Breaking the urban bias 

Green parties, like most other parties, have structures and practices that can reinforce an urban bias. Party members, staff, and officials are more likely to live in urban areas, and therefore it is more convenient for party meetings to be held there. If urban perspectives are overrepresented, it also follows that rural areas will look less appealing and be less understood, and then election results will be poorer, reinforcing the view that it is better to focus on urban areas.  

“Most of our campaign materials that are written by the political party in a centralised way don’t fit with most of the things that matter for rural areas,” explains Marie Pochon, a Green MP representing Drôme’s 3rd constituency in south-east France. This means that issues such as transport and access to services and health care are not prioritised in messaging, she continued. It also reinforces a view that distant politicians from Paris are “giving lessons” to rural voters, she said.  

Rural voters in France are increasingly moving away from traditional political allegiances towards the far right. “They give some kind of pride or some kind of political unity in a sense of community that doesn’t exist anymore,” Pochon said. The extreme-right Rassemblement National, which was the most voted party in France’s snap legislative election last summer,  has been able to mobilise economically precarious people with an appeal to grievances and an imagined “golden era” before diversity, women’s rights, or “woke” politics. “Two years ago, the far right was not even on the second round, and this time, they got 30,000 voters” in her constituency, Pochon noted.  

Pochon is working with similarly-minded colleagues to challenge the centralisation and address structural issues in the party, which she believes is a priority, to ensure good internal representation of rural activists and sharing best practices with each other to improve the effectiveness of their campaigns. “We need to work on building people who come from these areas, who live in these areas and who can speak for themselves and speak for the countryside,” she said. 

In Croatia, the Green Party Možemo! (“We can!”) has its origins in “municipalist” movements, particularly in Zagreb, where the directly elected mayor is a Green politician. The 2024 European elections in Croatia took place with the whole country forming one constituency electing its MEPs, meaning it was vital for the party to appeal to rural voters as well as their urban strongholds.
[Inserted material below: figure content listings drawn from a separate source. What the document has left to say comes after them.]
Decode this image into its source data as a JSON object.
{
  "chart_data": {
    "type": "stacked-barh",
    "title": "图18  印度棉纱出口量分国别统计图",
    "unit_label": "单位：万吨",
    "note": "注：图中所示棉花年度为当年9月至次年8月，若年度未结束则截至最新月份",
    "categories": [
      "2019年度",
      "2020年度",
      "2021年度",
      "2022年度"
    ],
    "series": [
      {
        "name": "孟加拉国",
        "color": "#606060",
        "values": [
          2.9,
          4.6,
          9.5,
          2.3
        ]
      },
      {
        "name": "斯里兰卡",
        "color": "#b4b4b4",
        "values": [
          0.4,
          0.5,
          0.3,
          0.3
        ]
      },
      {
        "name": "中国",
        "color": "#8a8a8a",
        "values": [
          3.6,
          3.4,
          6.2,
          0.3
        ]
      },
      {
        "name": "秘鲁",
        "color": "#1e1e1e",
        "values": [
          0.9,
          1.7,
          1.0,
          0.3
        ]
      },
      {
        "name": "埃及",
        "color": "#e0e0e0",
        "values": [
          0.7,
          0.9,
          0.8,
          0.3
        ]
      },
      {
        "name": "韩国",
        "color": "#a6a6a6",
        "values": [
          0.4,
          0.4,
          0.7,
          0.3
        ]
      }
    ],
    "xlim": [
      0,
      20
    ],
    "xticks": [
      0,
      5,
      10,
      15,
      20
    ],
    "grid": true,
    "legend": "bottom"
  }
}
The party finished the election with just under 6 per cent of the vote, which meant they elected their first MEP, Gordan Bosanac. However, Bosanac reflects, the party underperformed in rural areas despite him and the party campaigning on issues that were traditionally important in those communities: agriculture and transport.  

“I was going to a lot of farms, small farms, talking with the farmers and the problems they are facing,” Bosanac said, “We chose this strategy because we were really annoyed by the fact that there was this narrative that the farmers are against the greens, which is, of course, not true.” He found that farmers were keen to talk about struggling to access EU support, wages, and working conditions.  

However, these positive conversations were not reflected in the result, which Bosanac says is partly due to the historically low turnout of 21 per cent in Croatia. He is still keen to pursue rural issues in the European Parliament, particularly the plight of small farmers, which may help build electoral support for Možemo! at future elections. There is also a question for Možemo! as a party, as to whether its structure and organising methods need to change to work in rural areas and if it too suffers from urban bias in its structures.   

The rural challenge for Greens appears to be partially structural, reflecting that the power in any institution tends to reside in urban areas; and partly cultural, with a majority of members and activists living in cities and knowing how to campaign in urban areas. On top of that are the very real issues of resources: it takes more funding and people on the ground to build a party, campaign, and win in rural areas. However, as the UK election has shown, there is a demand for change in rural communities – and if Greens don’t respond to it, then more regressive political forces will and already are.